KUALA LUMPUR—The Association of Natural Rubber Producing Countries (ANRPC) expects internal drivers to help strengthen natural rubber pricing, despite ongoing trade tensions globally.
In its February market review, published earlier this month, ANRPC said a tightening in NR supply could help boost rubber pricing in the near term.
Factors such as the El Niño weather pattern, aging plantations, and a shortage of skilled tappers have significantly impacted production, raising prices in February, it said.
For the month of March, the association estimated a rubber supply of 758,000 metric tons, as production was impacted by seasonal leaf shedding.
Demand for the month, meanwhile, was projected to reach 1,394.8 million tons, causing a possible supply shortfall.
External factors driving the market include the postponement of the European Union's Deforestation-free Regulation (EUDR) until December 2025 and strong demand from Chinese tire makers.

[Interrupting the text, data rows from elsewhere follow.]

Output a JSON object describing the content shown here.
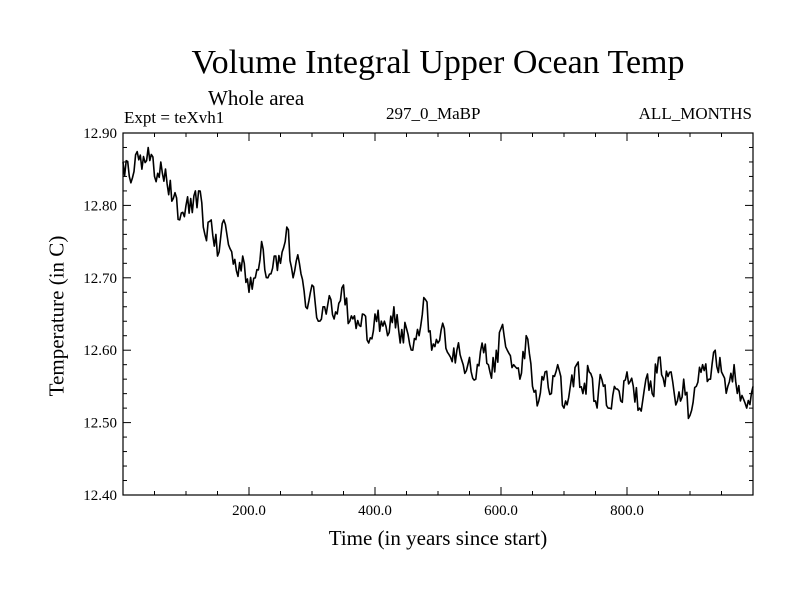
{
  "chart_data": {
    "type": "line",
    "title": "Volume Integral Upper Ocean Temp",
    "subtitle": "Whole area",
    "annotations": {
      "left": "Expt = teXvh1",
      "center": "297_0_MaBP",
      "right": "ALL_MONTHS"
    },
    "xlabel": "Time (in years since start)",
    "ylabel": "Temperature (in C)",
    "xlim": [
      0,
      1000
    ],
    "ylim": [
      12.4,
      12.9
    ],
    "x_tick_labels": [
      "200.0",
      "400.0",
      "600.0",
      "800.0"
    ],
    "x_tick_values": [
      200,
      400,
      600,
      800
    ],
    "y_tick_labels": [
      "12.40",
      "12.50",
      "12.60",
      "12.70",
      "12.80",
      "12.90"
    ],
    "y_tick_values": [
      12.4,
      12.5,
      12.6,
      12.7,
      12.8,
      12.9
    ],
    "series": [
      {
        "name": "teXvh1",
        "x": [
          0,
          10,
          20,
          30,
          40,
          50,
          60,
          70,
          80,
          90,
          100,
          110,
          120,
          130,
          140,
          150,
          160,
          170,
          180,
          190,
          200,
          210,
          220,
          230,
          240,
          250,
          260,
          270,
          280,
          290,
          300,
          310,
          320,
          330,
          340,
          350,
          360,
          370,
          380,
          390,
          400,
          410,
          420,
          430,
          440,
          450,
          460,
          470,
          480,
          490,
          500,
          510,
          520,
          530,
          540,
          550,
          560,
          570,
          580,
          590,
          600,
          610,
          620,
          630,
          640,
          650,
          660,
          670,
          680,
          690,
          700,
          710,
          720,
          730,
          740,
          750,
          760,
          770,
          780,
          790,
          800,
          810,
          820,
          830,
          840,
          850,
          860,
          870,
          880,
          890,
          900,
          910,
          920,
          930,
          940,
          950,
          960,
          970,
          980,
          990,
          1000
        ],
        "y": [
          12.86,
          12.84,
          12.87,
          12.85,
          12.88,
          12.84,
          12.86,
          12.83,
          12.81,
          12.78,
          12.8,
          12.79,
          12.82,
          12.76,
          12.78,
          12.73,
          12.78,
          12.74,
          12.71,
          12.73,
          12.68,
          12.7,
          12.75,
          12.7,
          12.73,
          12.72,
          12.77,
          12.7,
          12.72,
          12.66,
          12.69,
          12.64,
          12.66,
          12.67,
          12.65,
          12.69,
          12.64,
          12.63,
          12.65,
          12.61,
          12.65,
          12.64,
          12.62,
          12.66,
          12.61,
          12.63,
          12.6,
          12.62,
          12.67,
          12.6,
          12.61,
          12.63,
          12.59,
          12.6,
          12.58,
          12.59,
          12.56,
          12.61,
          12.58,
          12.57,
          12.63,
          12.6,
          12.58,
          12.56,
          12.62,
          12.55,
          12.53,
          12.57,
          12.54,
          12.58,
          12.52,
          12.55,
          12.58,
          12.54,
          12.57,
          12.53,
          12.56,
          12.52,
          12.55,
          12.53,
          12.57,
          12.55,
          12.52,
          12.56,
          12.54,
          12.59,
          12.55,
          12.57,
          12.53,
          12.56,
          12.51,
          12.55,
          12.58,
          12.56,
          12.6,
          12.57,
          12.55,
          12.58,
          12.53,
          12.52,
          12.55
        ]
      }
    ]
  }
}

The association noted, however, that U.S. trade policies of the new Trump administration and rising trade tensions between the U.S. and China could contribute to "shifts within the market."
Furthermore, currency fluctuations, especially the unpredictability of U.S. monetary policy, could also dampen global demand, ANRPC added.
Far East NR trading exchanges have seen a continued decline in pricing over recent weeks, linked primarily to ongoing global trade tensions.